Les « Passeurs d’humanité » sont aussi des « Lanceurs d’alerte »

Par Malik Salemkour, président de la LDH

 

Ce 20 novembre, au « Génie d’Alex » au pied du pont Alexandre III à Paris, une assistance nombreuse, fervente, concentrée et finalement joyeuse a créé l’Association des ami-e-s de la Roya.

Tout l’inverse de l’atmosphère militaire et policière qui, depuis juillet dernier, entoure la communication gouvernementale en matière de politique migratoire.

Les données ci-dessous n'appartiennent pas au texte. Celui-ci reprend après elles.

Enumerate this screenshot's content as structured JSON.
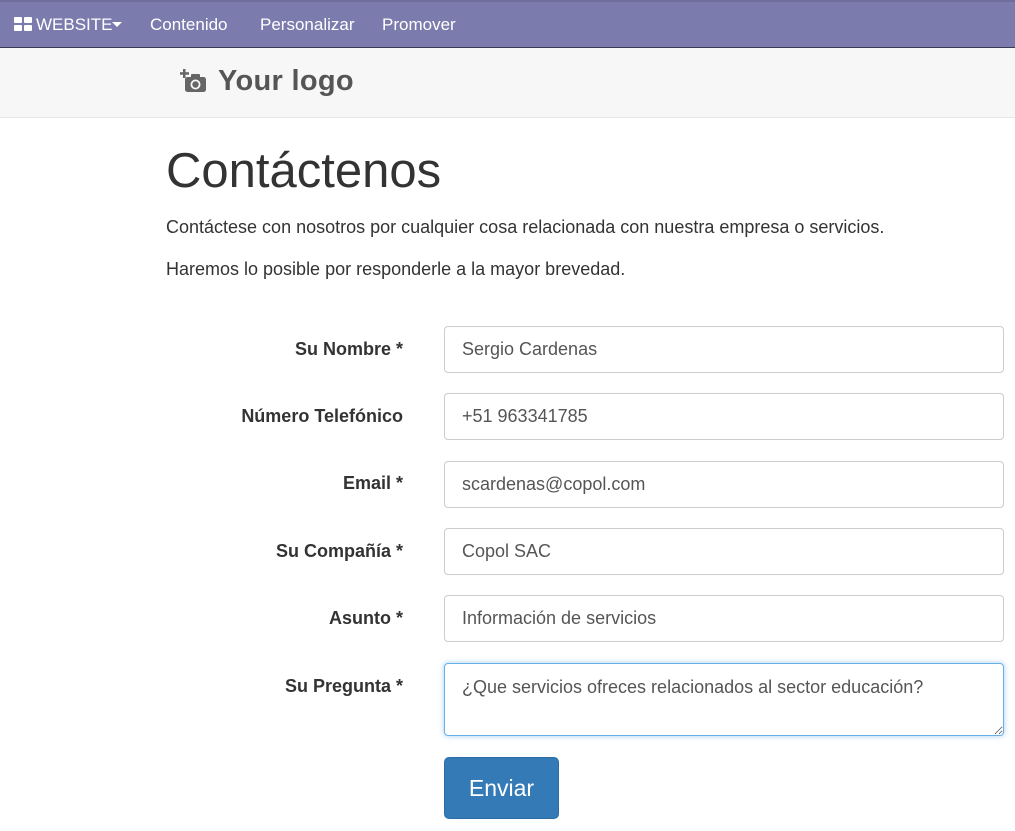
{
  "navbar": {
    "app_menu_label": "WEBSITE",
    "items": [
      "Contenido",
      "Personalizar",
      "Promover"
    ],
    "background": "#7c7bad"
  },
  "header": {
    "logo_text": "Your logo"
  },
  "page": {
    "title": "Contáctenos",
    "intro_line_1": "Contáctese con nosotros por cualquier cosa relacionada con nuestra empresa o servicios.",
    "intro_line_2": "Haremos lo posible por responderle a la mayor brevedad."
  },
  "form": {
    "fields": [
      {
        "label": "Su Nombre *",
        "value": "Sergio Cardenas"
      },
      {
        "label": "Número Telefónico",
        "value": "+51 963341785"
      },
      {
        "label": "Email *",
        "value": "scardenas@copol.com"
      },
      {
        "label": "Su Compañía *",
        "value": "Copol SAC"
      },
      {
        "label": "Asunto *",
        "value": "Información de servicios"
      }
    ],
    "question": {
      "label": "Su Pregunta *",
      "value": "¿Que servicios ofreces relacionados al sector educación?"
    },
    "submit_label": "Enviar",
    "submit_color": "#337ab7"
  }
}
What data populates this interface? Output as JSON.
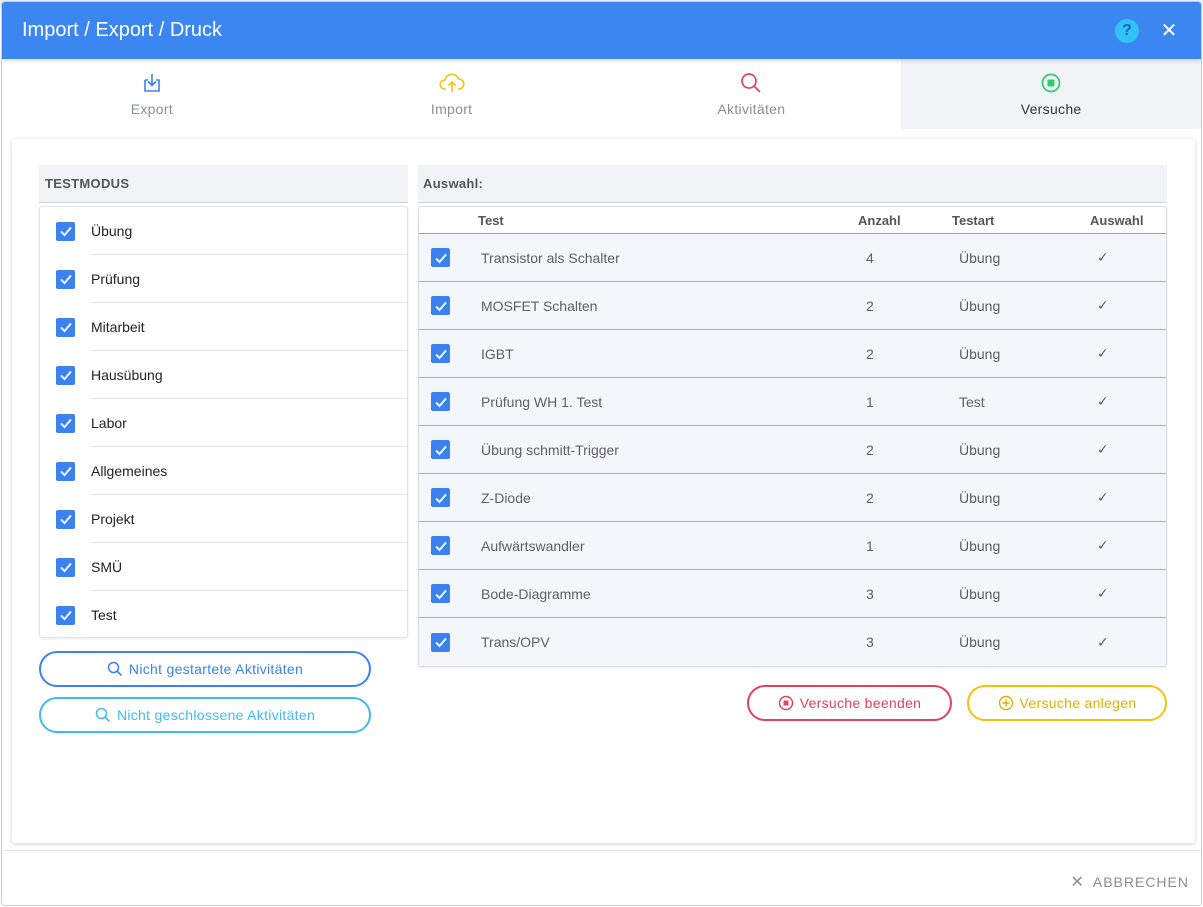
{
  "dialog": {
    "title": "Import / Export / Druck",
    "help_icon": "question-circle-icon",
    "close_icon": "close-icon",
    "header_color": "#3b86f0"
  },
  "tabs": [
    {
      "label": "Export",
      "icon": "download-icon",
      "color": "#3b82f0"
    },
    {
      "label": "Import",
      "icon": "cloud-upload-icon",
      "color": "#f4c20d"
    },
    {
      "label": "Aktivitäten",
      "icon": "search-icon",
      "color": "#e0435a"
    },
    {
      "label": "Versuche",
      "icon": "stop-circle-icon",
      "color": "#2ecc71",
      "active": true
    }
  ],
  "testmodus": {
    "heading": "TESTMODUS",
    "items": [
      {
        "label": "Übung",
        "checked": true
      },
      {
        "label": "Prüfung",
        "checked": true
      },
      {
        "label": "Mitarbeit",
        "checked": true
      },
      {
        "label": "Hausübung",
        "checked": true
      },
      {
        "label": "Labor",
        "checked": true
      },
      {
        "label": "Allgemeines",
        "checked": true
      },
      {
        "label": "Projekt",
        "checked": true
      },
      {
        "label": "SMÜ",
        "checked": true
      },
      {
        "label": "Test",
        "checked": true
      }
    ],
    "buttons": {
      "not_started": "Nicht gestartete Aktivitäten",
      "not_closed": "Nicht geschlossene Aktivitäten"
    }
  },
  "auswahl": {
    "heading": "Auswahl:",
    "columns": {
      "test": "Test",
      "anzahl": "Anzahl",
      "testart": "Testart",
      "auswahl": "Auswahl"
    },
    "rows": [
      {
        "test": "Transistor als Schalter",
        "anzahl": "4",
        "testart": "Übung",
        "auswahl": "✓"
      },
      {
        "test": "MOSFET Schalten",
        "anzahl": "2",
        "testart": "Übung",
        "auswahl": "✓"
      },
      {
        "test": "IGBT",
        "anzahl": "2",
        "testart": "Übung",
        "auswahl": "✓"
      },
      {
        "test": "Prüfung WH 1. Test",
        "anzahl": "1",
        "testart": "Test",
        "auswahl": "✓"
      },
      {
        "test": "Übung schmitt-Trigger",
        "anzahl": "2",
        "testart": "Übung",
        "auswahl": "✓"
      },
      {
        "test": "Z-Diode",
        "anzahl": "2",
        "testart": "Übung",
        "auswahl": "✓"
      },
      {
        "test": "Aufwärtswandler",
        "anzahl": "1",
        "testart": "Übung",
        "auswahl": "✓"
      },
      {
        "test": "Bode-Diagramme",
        "anzahl": "3",
        "testart": "Übung",
        "auswahl": "✓"
      },
      {
        "test": "Trans/OPV",
        "anzahl": "3",
        "testart": "Übung",
        "auswahl": "✓"
      }
    ],
    "buttons": {
      "end": "Versuche beenden",
      "create": "Versuche anlegen"
    }
  },
  "footer": {
    "cancel": "ABBRECHEN"
  }
}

Car, c’est en juillet dernier, que le Premier ministre présentait les orientations du futur projet de loi sur les migrations. Mettant ses pas dans ceux du président de la République, il a développé les principes de la « dissuasion migratoire ». Le ministre de l’Intérieur, avait quant à lui commencé à conduire le bulldozer en insultant gravement les associations présentes à Calais pour aider les migrant-e-s en difficulté, coincé-e-s par le double barrage Schengen + traité du Touquet.

Tous trois ont ainsi révélé qu’ils ne comprennent rien – ou qu’ils font comme si… – à la migration. Confondant les causes et les conséquences, ils ont cherché à justifier une politique dont ils ont osé prétendre qu’elle serait faite à part égale de fermeté et d’humanité.

Ce n’était que des éléments de langage. Accueillir ? Oui, mais pas trop pour ne pas risquer l’appel d’air. Accroître le nombre de places d’accueil ? Oui mais dans des centres fermés. Diminuer le temps de réponse à la demande ? Oui, mais pour expulser plus vite. Adapter la convention de Dublin ? Oui, mais dans un sens encore plus restrictif. Instruire sérieusement les demandes d’accueil ? Oui, mais pour faire la différence entre les bon-ne-s réfugié-e-s et les mauvais-es migrant-e-s. Cette politique est tellement outrancière que la question de son utilité est posée. Il apparaît que le fond tient dans la peur panique de ce gouvernement de ne pas être considéré comme légitime. Il choisit alors le seul thème qui lui semble à court terme assurer sa crédibilité, la sécurité. Et il prend la responsabilité de piétiner l’état de droit et les conventions internationales qui protègent les droits des personnes.

En revanche, au rebours de son explication, la rationalité de la politique choisie est inexistante. Le gouvernement a beau parler de la « crise des réfugié-e-s » ou de la « crise des migrant-e-s », il ne peut cacher l’indigence de ces syntagmes. Car ce qui est la cause de la crise, c’est l’instabilité du monde, c’est la multiplication des conflits, la prise de pouvoir par des dictatures épouvantables, c’est la misère, la faim et les inégalités, c’est la répression et les discriminations, c’est enfin les catastrophes dites climatiques. Les migrations sont donc inévitables et si les seules réponses sont répressives, il faudra toujours plus de murs, toujours plus de police, toujours plus de centres d’enfermement pour empêcher les migrant-e-s de chercher un endroit pour tenter de vivre et de se (re)construire. Parce que de toute façon, elles et ils viendront.

Et de tous ces êtres humains, qu’est-ce qu’on va en faire ? Pour le gouvernement, il s’agit de les virer ou de les invisibiliser. Pour toutes celles et pour tous ceux qui, au contraire, mettent en avant leur commune humanité avec ces voyageurs à la recherche d’un havre qui se trouve être près de chez eux, la priorité est de les accueillir, de fournir le coup de pouce solidaire qui change tout. Partout en France, comme à Calais et dans la vallée de La Roya comme dans le Briançonnais, des personnes se sont donné comme impératif catégorique de répondre à cette exigence. Pour pouvoir, comme ils et elles le disent se regarder dans le miroir. Pour pouvoir faire face dignement à leurs enfants. Et c’est contre ces gens-là que le gouvernement fait donner la force publique.

En ce mois de novembre, les condamnations contre les militant-e-s solidaires se multiplient, en correspondance avec la progression du nombre de gens qui, ici ou là, ne mégotent pas leur solidarité envers les plus démuni-e-s. Les peines deviennent effectives. Et pendant ce temps-là, le ou les préfets responsables, comme à la Roya, sont condamnés par la justice administrative mais pas pénalisés et restent en place. Ils devraient protéger et appliquer la loi et ils la bafouent. Les délinquant-e-s solidaires respectent la loi qui dit qu’on ne peut laisser une personne dans le besoin sans aide et assistance et ils-elles sont condamné-e-s et pénalisé-e-s. En ce sens, ces « Passeurs d’humanité » que défend la toute nouvelle association qui s’est créée lundi soir sont tout autant des « lanceurs d’alerte » sur l’état inquiétant de la démocratie dans notre pays. Qu’elles et ils soient remercié-e-s de l’avoir révélé et de nous inciter à agir.